Random Thoughts: Three seconds with Tony Romo

Random Thoughts after a review of the Cowboys' thrilling 19-14 victory over the Carolina Panthers on Sunday:

1. We talk all the time about how fast quarterbacks get rid of the ball. There was a debate about this in Philadelphia, where quarterback Michael Vick seemingly was holding onto the ball too long, leading to sacks. Sunday at Carolina, Tony Romo got rid of the ball on an average of three seconds. If he held it longer than that, he moved up in the pocket or scrambled out of trouble. We're not saying the Panthers had a tremendous pass rush, but it's worth noting how fast Romo got rid of the ball and how the Cowboys' receivers helped him by getting open. On Romo's 26-yard touchdown pass to Miles Austin, he held the ball for three seconds before throwing the fade to the end zone.

2. It seems Kevin Ogletree, the Cowboys No. 3 receiver, just can't elevate his game. He finished with four catches for 27 yards, but he should have had a bigger impact. He dropped an easy pass in the third quarter on a leaping attempt. Then he ran the wrong route when Romo threw a back shoulder fade pass.
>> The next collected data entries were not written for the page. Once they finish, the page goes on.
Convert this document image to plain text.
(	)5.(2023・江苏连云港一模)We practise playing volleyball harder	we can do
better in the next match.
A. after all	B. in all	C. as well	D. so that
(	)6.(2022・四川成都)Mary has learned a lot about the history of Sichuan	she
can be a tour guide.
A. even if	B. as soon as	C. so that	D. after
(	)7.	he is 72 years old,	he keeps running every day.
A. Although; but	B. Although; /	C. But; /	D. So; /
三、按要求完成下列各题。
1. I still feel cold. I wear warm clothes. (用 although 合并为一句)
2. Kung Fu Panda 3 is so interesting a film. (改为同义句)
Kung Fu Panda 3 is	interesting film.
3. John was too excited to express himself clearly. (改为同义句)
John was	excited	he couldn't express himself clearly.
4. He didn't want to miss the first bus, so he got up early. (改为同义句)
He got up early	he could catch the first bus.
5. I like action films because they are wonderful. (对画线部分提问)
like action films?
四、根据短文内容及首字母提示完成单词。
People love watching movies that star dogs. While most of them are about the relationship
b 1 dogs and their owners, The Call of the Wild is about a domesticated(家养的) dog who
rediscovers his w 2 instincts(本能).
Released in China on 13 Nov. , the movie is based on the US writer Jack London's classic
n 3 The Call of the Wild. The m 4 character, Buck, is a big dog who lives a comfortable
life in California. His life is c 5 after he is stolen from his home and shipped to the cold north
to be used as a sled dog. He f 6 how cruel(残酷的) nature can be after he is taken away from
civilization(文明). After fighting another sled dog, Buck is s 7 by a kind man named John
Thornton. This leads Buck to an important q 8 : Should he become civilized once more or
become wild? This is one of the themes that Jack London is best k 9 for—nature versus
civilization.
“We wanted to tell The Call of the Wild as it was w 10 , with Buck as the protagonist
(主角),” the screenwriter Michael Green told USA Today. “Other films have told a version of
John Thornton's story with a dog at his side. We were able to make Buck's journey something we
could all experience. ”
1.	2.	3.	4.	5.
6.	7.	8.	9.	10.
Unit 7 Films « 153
You have to question how long the Cowboys will stick with Ogletree as the No. 3 receiver when they have Dwayne Harris, Andre Holmes and Cole Beasley waiting for playing time.

3. After the game, we gave Morris Claiborne our "Stock Up" designation for his interception and knockdown of a key fourth-down pass. But a closer look reveals Claiborne struggled a little bit. He gave up a few pass plays, including on a third-and-long near-completion where Louis Murphy dropped the ball near the sidelines in the third quarter. Claiborne also slowed down on Brandon LaFell's 5-yard touchdown reception. Claiborne followed him across the field and, when LaFell made the catch, Claiborne slowed up, thinking he might run into Brandon Carr, who was at the goal line. Claiborne perhaps should have dove into LaFell.

4. The Cowboys had 85 total rushing yards -- good for just 2.7 yards per carry -- but it was a hard and physical 85 yards. Phillip Tanner and Felix Jones (combined for 74 yards) made defenders miss and weren't afraid of contact. It's easy to second-guess running backs and whether or not they make the right decisions on the field. Such was the case with Tanner's run on that key third-down play with 3:30 to go. Should Tanner have cut back outside? The same could be made of Jones, who made a point of running inside on one off-tackle run for four yards instead of taking it outside. Sometimes we don't know what the runner sees or what he's told to do.

5. We can say this every week, but Miles Austin is the Cowboys' best receiver. The Cowboys just need to focus on getting him the ball more often. It was nice to see Carolina force feed the ball to Steve Smith -- he was targeted nine times, and caught seven passes for 83 yards. Austin was also targeted nine times, catching five, including one that resulted in a fumble. But Austin needs more touches. Get him loose on slants and then try to stretch the defense with deep throws. Maybe coach Jason Garrett is afraid to overuse Austin because of his seemingly fragile hamstrings. But if the Cowboys are going to excel in their passing attack, getting Austin open in various ways helps.

Notes: The defensive line had its best game of the season Sunday, considering they were playing an option quarterback. ... Inside linebacker Dan Connor took over for Sean Lee and played weak side linebacker in the 3-4. He hadn't played that spot before in the NFL. He's always been the middle linebacker in the 4-3. ... As the season has progressed, nose tackle Josh Brent has gotten better. Sunday he had one tackle, but he also had a quarterback hit and clogged the middle well in the second half to slow up Cam Newton.